I’m not sure why your music teacher charged you a six-percent fee for using a credit card. At worst, a Square reader will incur a fee of 3.5% plus fifteen cents for a transaction keyed in manually.
The coffee place near me has a stand that flips, which is nice. They use it as a register, and then it flips over for you to sign it. A lot easier then signing on a iPad that’s being awkwardly held.
Yes, which is what I’m already pointing out. It’s so commonplace now that even odd ball retail on the fringes of rural highways is likely to have a Square or PayPal reader. Free or low cost account (with trans fees*) and a smart phone (3G coverage was all they had there at that time) is all that’s needed.
Frankly, I’m surprised the OP was so surprised.
*On my accts, even if the reader swipe fails, I can type in the info. It charges a slightly higher trans fee. I’ve been very thankful for this method of taking other people’s money when selling at fairs and art shows, in addition to add on sales/services when already on a photo shoot.
Well, not necessarily everyone. At the farmer’s market my mom sells at, there’s one booth for the market organizers where they’re equipped to take credit cards (presumably something like Square), and they’ll sell you tokens which you can use in lieu of cash with any of the other vendors.
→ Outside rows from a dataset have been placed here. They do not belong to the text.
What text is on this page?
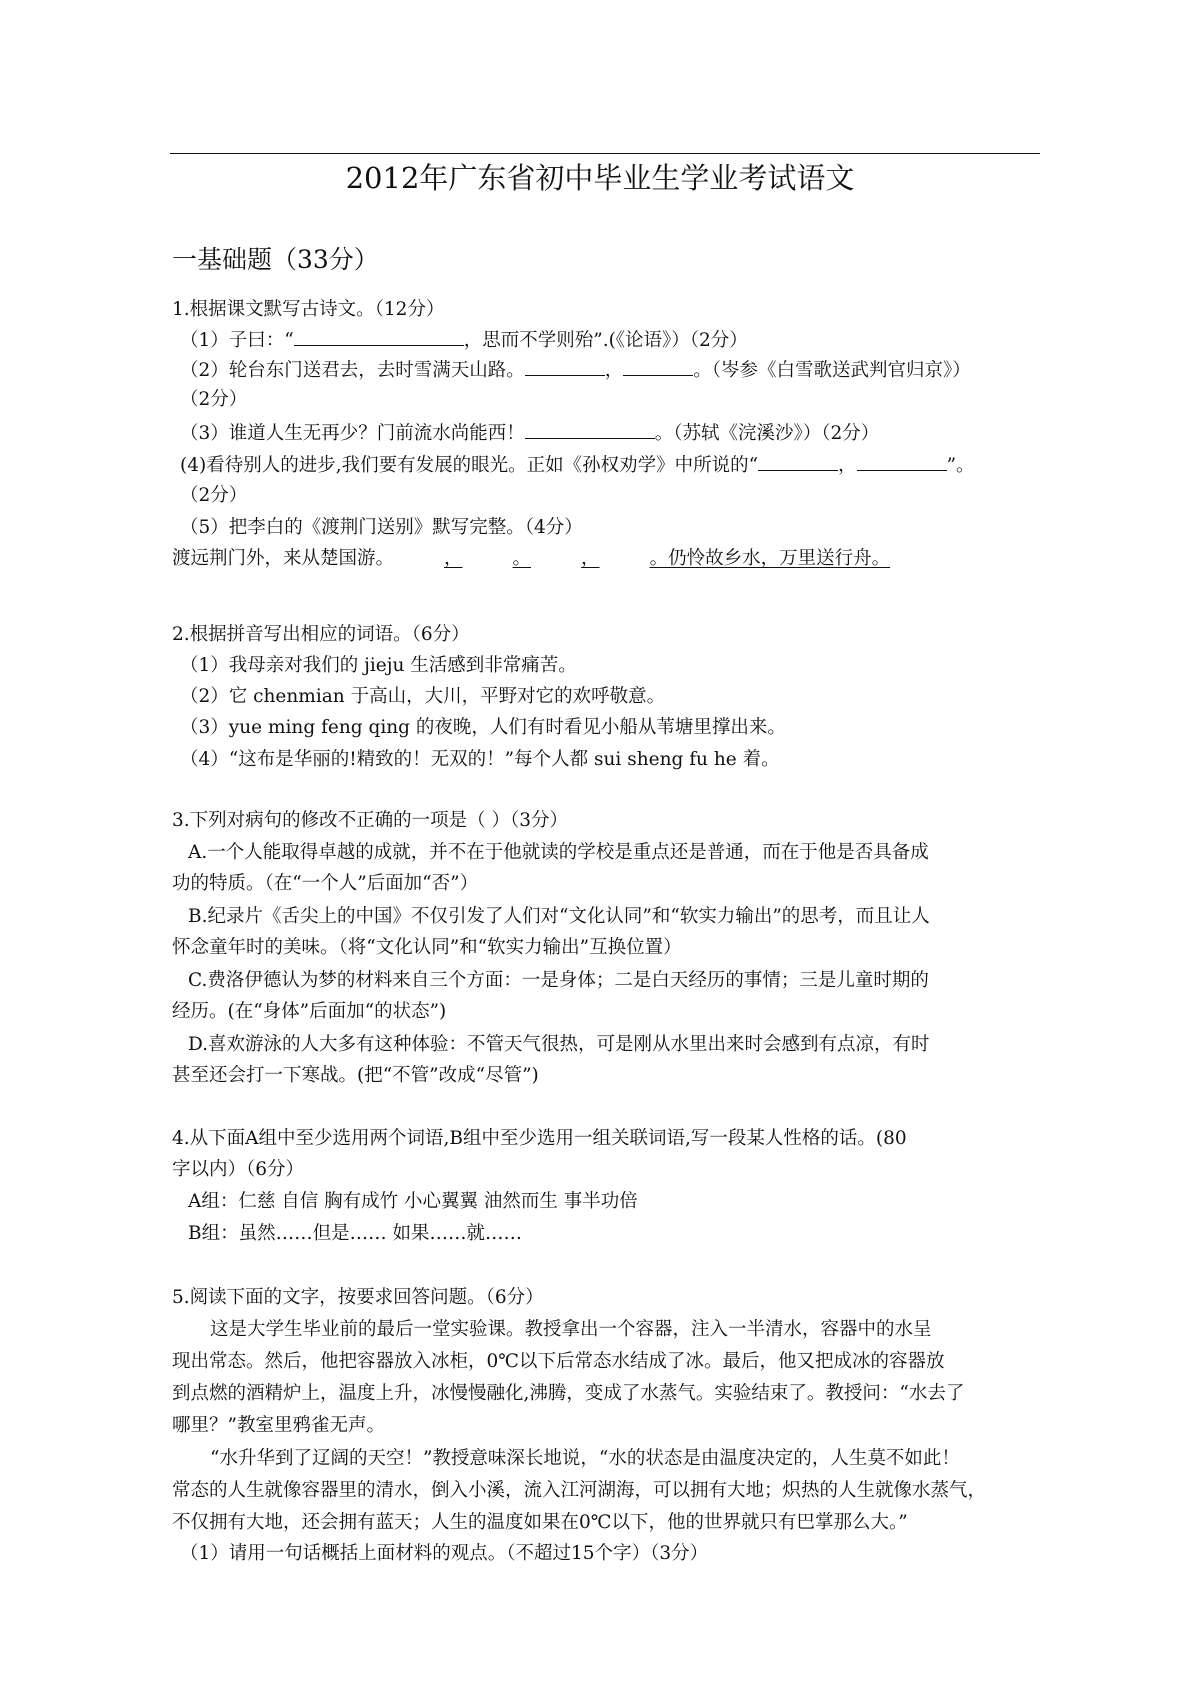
2012年广东省初中毕业生学业考试语文
一基础题（33分）
1.根据课文默写古诗文。（12分）
（1）子曰：“	，思而不学则殆”.(《论语》）（2分）
（2）轮台东门送君去，去时雪满天山路。	，	。（岑参《白雪歌送武判官归京》）
（2分）
（3）谁道人生无再少？门前流水尚能西！	。（苏轼《浣溪沙》）（2分）
(4)看待别人的进步,我们要有发展的眼光。正如《孙权劝学》中所说的“	，	”。
（2分）
（5）把李白的《渡荆门送别》默写完整。（4分）
渡远荆门外，来从楚国游。	，	。	，	。仍怜故乡水，万里送行舟。
2.根据拼音写出相应的词语。（6分）
（1）我母亲对我们的 jieju 生活感到非常痛苦。
（2）它 chenmian 于高山，大川，平野对它的欢呼敬意。
（3）yue ming feng qing 的夜晚，人们有时看见小船从苇塘里撑出来。
（4）“这布是华丽的!精致的！无双的！”每个人都 sui sheng fu he 着。
3.下列对病句的修改不正确的一项是（ ）（3分）
A.一个人能取得卓越的成就，并不在于他就读的学校是重点还是普通，而在于他是否具备成
功的特质。（在“一个人”后面加“否”）
B.纪录片《舌尖上的中国》不仅引发了人们对“文化认同”和“软实力输出”的思考，而且让人
怀念童年时的美味。（将“文化认同”和“软实力输出”互换位置）
C.费洛伊德认为梦的材料来自三个方面：一是身体；二是白天经历的事情；三是儿童时期的
经历。(在“身体”后面加“的状态”)
D.喜欢游泳的人大多有这种体验：不管天气很热，可是刚从水里出来时会感到有点凉，有时
甚至还会打一下寒战。(把“不管”改成“尽管”)
4.从下面A组中至少选用两个词语,B组中至少选用一组关联词语,写一段某人性格的话。(80
字以内）（6分）
A组：仁慈 自信 胸有成竹 小心翼翼 油然而生 事半功倍
B组：虽然……但是…… 如果……就……
5.阅读下面的文字，按要求回答问题。（6分）
这是大学生毕业前的最后一堂实验课。教授拿出一个容器，注入一半清水，容器中的水呈
现出常态。然后，他把容器放入冰柜，0℃以下后常态水结成了冰。最后，他又把成冰的容器放
到点燃的酒精炉上，温度上升，冰慢慢融化,沸腾，变成了水蒸气。实验结束了。教授问：“水去了
哪里？”教室里鸦雀无声。
“水升华到了辽阔的天空！”教授意味深长地说，“水的状态是由温度决定的，人生莫不如此！
常态的人生就像容器里的清水，倒入小溪，流入江河湖海，可以拥有大地；炽热的人生就像水蒸气，
不仅拥有大地，还会拥有蓝天；人生的温度如果在0℃以下，他的世界就只有巴掌那么大。”
（1）请用一句话概括上面材料的观点。（不超过15个字）（3分）
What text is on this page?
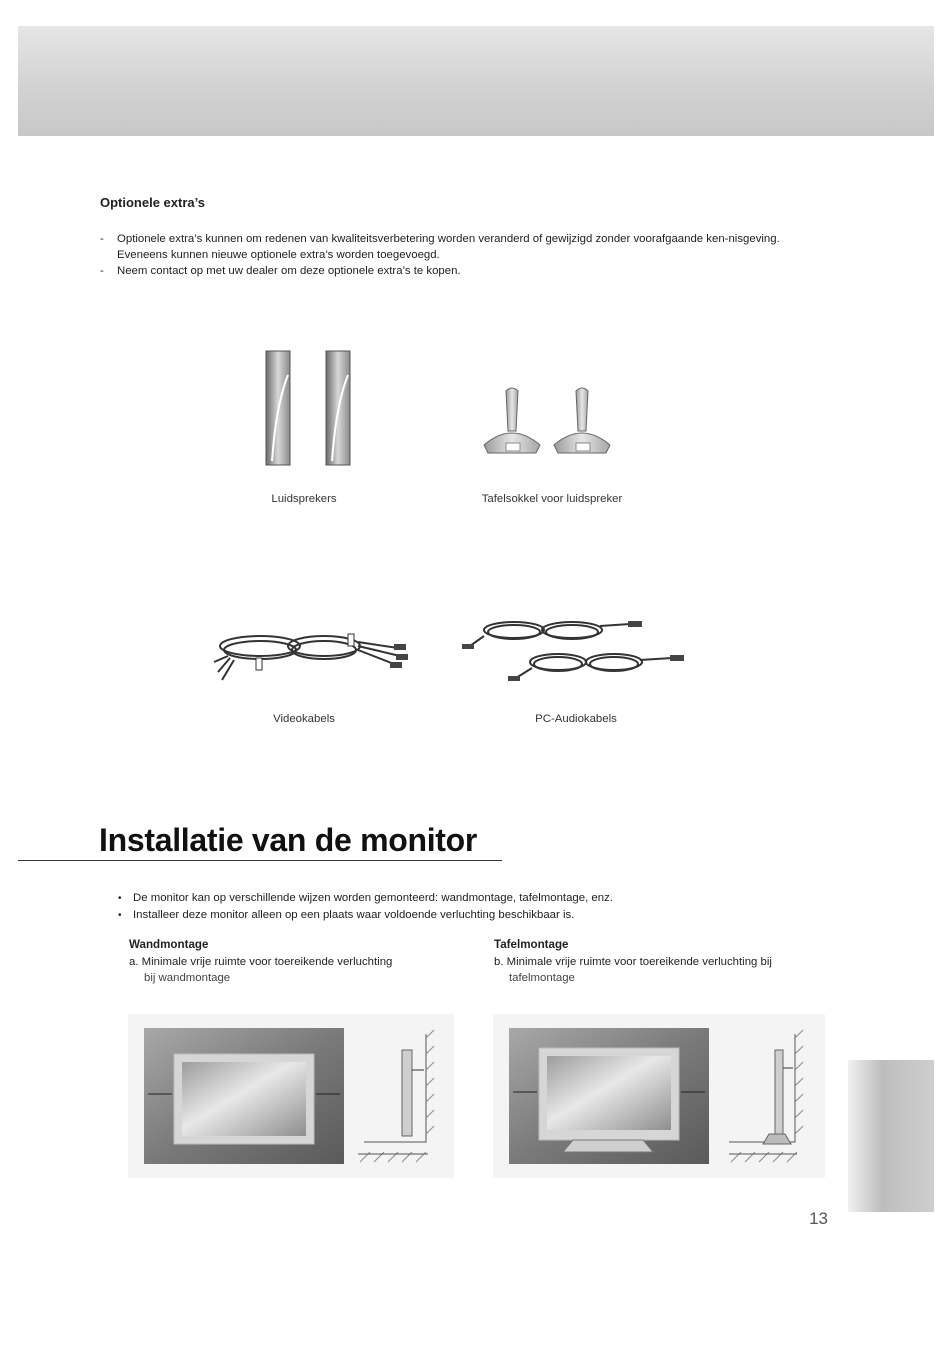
Optionele extra’s
- Optionele extra’s kunnen om redenen van kwaliteitsverbetering worden veranderd of gewijzigd zonder voorafgaande ken-nisgeving. Eveneens kunnen nieuwe optionele extra’s worden toegevoegd.
- Neem contact op met uw dealer om deze optionele extra’s te kopen.
Luidsprekers	Tafelsokkel voor luidspreker
Videokabels	PC-Audiokabels
Installatie van de monitor
• De monitor kan op verschillende wijzen worden gemonteerd: wandmontage, tafelmontage, enz.
• Installeer deze monitor alleen op een plaats waar voldoende verluchting beschikbaar is.
Wandmontage
a. Minimale vrije ruimte voor toereikende verluchting
bij wandmontage
Tafelmontage
b. Minimale vrije ruimte voor toereikende verluchting bij
tafelmontage
13
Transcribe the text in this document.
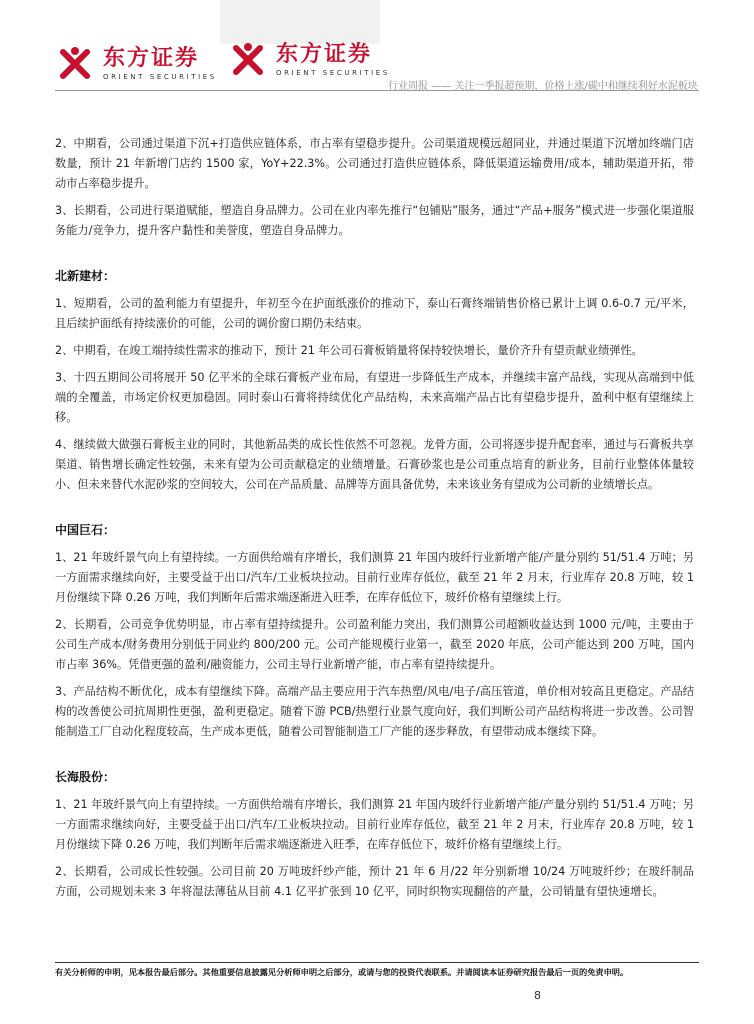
东方证券
ORIENT SECURITIES
东方证券
ORIENT SECURITIES
行业周报 —— 关注一季报超预期，价格上涨/碳中和继续利好水泥板块

2、中期看，公司通过渠道下沉+打造供应链体系，市占率有望稳步提升。公司渠道规模远超同业，并通过渠道下沉增加终端门店数量，预计 21 年新增门店约 1500 家，YoY+22.3%。公司通过打造供应链体系，降低渠道运输费用/成本，辅助渠道开拓，带动市占率稳步提升。

3、长期看，公司进行渠道赋能，塑造自身品牌力。公司在业内率先推行“包铺贴”服务，通过“产品+服务”模式进一步强化渠道服务能力/竞争力，提升客户黏性和美誉度，塑造自身品牌力。

北新建材：

1、短期看，公司的盈利能力有望提升，年初至今在护面纸涨价的推动下，泰山石膏终端销售价格已累计上调 0.6-0.7 元/平米，且后续护面纸有持续涨价的可能，公司的调价窗口期仍未结束。

2、中期看，在竣工端持续性需求的推动下，预计 21 年公司石膏板销量将保持较快增长，量价齐升有望贡献业绩弹性。

3、十四五期间公司将展开 50 亿平米的全球石膏板产业布局，有望进一步降低生产成本，并继续丰富产品线，实现从高端到中低端的全覆盖，市场定价权更加稳固。同时泰山石膏将持续优化产品结构，未来高端产品占比有望稳步提升，盈利中枢有望继续上移。

4、继续做大做强石膏板主业的同时，其他新品类的成长性依然不可忽视。龙骨方面，公司将逐步提升配套率，通过与石膏板共享渠道、销售增长确定性较强，未来有望为公司贡献稳定的业绩增量。石膏砂浆也是公司重点培育的新业务，目前行业整体体量较小、但未来替代水泥砂浆的空间较大，公司在产品质量、品牌等方面具备优势，未来该业务有望成为公司新的业绩增长点。

中国巨石：

1、21 年玻纤景气向上有望持续。一方面供给端有序增长，我们测算 21 年国内玻纤行业新增产能/产量分别约 51/51.4 万吨；另一方面需求继续向好，主要受益于出口/汽车/工业板块拉动。目前行业库存低位，截至 21 年 2 月末，行业库存 20.8 万吨，较 1 月份继续下降 0.26 万吨，我们判断年后需求端逐渐进入旺季，在库存低位下，玻纤价格有望继续上行。

2、长期看，公司竞争优势明显，市占率有望持续提升。公司盈利能力突出，我们测算公司超额收益达到 1000 元/吨，主要由于公司生产成本/财务费用分别低于同业约 800/200 元。公司产能规模行业第一，截至 2020 年底，公司产能达到 200 万吨，国内市占率 36%。凭借更强的盈利/融资能力，公司主导行业新增产能，市占率有望持续提升。

3、产品结构不断优化，成本有望继续下降。高端产品主要应用于汽车热塑/风电/电子/高压管道，单价相对较高且更稳定。产品结构的改善使公司抗周期性更强，盈利更稳定。随着下游 PCB/热塑行业景气度向好，我们判断公司产品结构将进一步改善。公司智能制造工厂自动化程度较高，生产成本更低，随着公司智能制造工厂产能的逐步释放，有望带动成本继续下降。

长海股份：

1、21 年玻纤景气向上有望持续。一方面供给端有序增长，我们测算 21 年国内玻纤行业新增产能/产量分别约 51/51.4 万吨；另一方面需求继续向好，主要受益于出口/汽车/工业板块拉动。目前行业库存低位，截至 21 年 2 月末，行业库存 20.8 万吨，较 1 月份继续下降 0.26 万吨，我们判断年后需求端逐渐进入旺季，在库存低位下，玻纤价格有望继续上行。

2、长期看，公司成长性较强。公司目前 20 万吨玻纤纱产能，预计 21 年 6 月/22 年分别新增 10/24 万吨玻纤纱；在玻纤制品方面，公司规划未来 3 年将湿法薄毡从目前 4.1 亿平扩张到 10 亿平，同时织物实现翻倍的产量，公司销量有望快速增长。

有关分析师的申明，见本报告最后部分。其他重要信息披露见分析师申明之后部分，或请与您的投资代表联系。并请阅读本证券研究报告最后一页的免责申明。
8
“So, I was buttoning up my fly and I noticed another fellow in the men’s room had a device on his trouser fly that simplified the process, more or less “zipping” the sides together!”
[QUOTE=friedo]
In addition to Square there are also similar products available from PayWare and Intuit. They all work pretty much the same way - using a smart-phone’s mic input to transmit the magstripe information. These are going to get a bit more difficult to deal with once EMV becomes required.
[/QUOTE]
Square has a new EMV reader “Coming soon” that handles EMV and NFC, so you’d be able to accept chip and sign and ApplePay. They also have a chip-and-PIN EMV reader that can be bought now for about $150, which is cheap as chips, as payment devices go.
EMV in general, is going to be more difficult for everyone, at least at first. People will have to get used to “dip it and leave it” while the card, reader, and payment processor have a conversation.
Also, EMV is not required. (Can I make that blink to help clear that popular misconception?) At least it’s not presently required, and there are a few carve-out exceptions, such as gas pumps not needing to be retrofitted until somewhere in 2017. A merchant is free to continue accepting swipe-and-sign magstripe cards, but the fraud liability shiftsto them. More specifically, the liability is laid on the least-compliant party, which means a merchant that has an EMV reader won’t be liable for a fraudulent transaction if the customer uses a magstripe card. If the card issuer hasn’t provided their customer with an EMV card, the bank is on the hook.
The next couple of months will be very, very busy ones for the plastic issuance folks who make the actual credit cards. My corporate charge card has only been updated to an EMV version this week, but none of my other credit or debit cards have been chipped yet.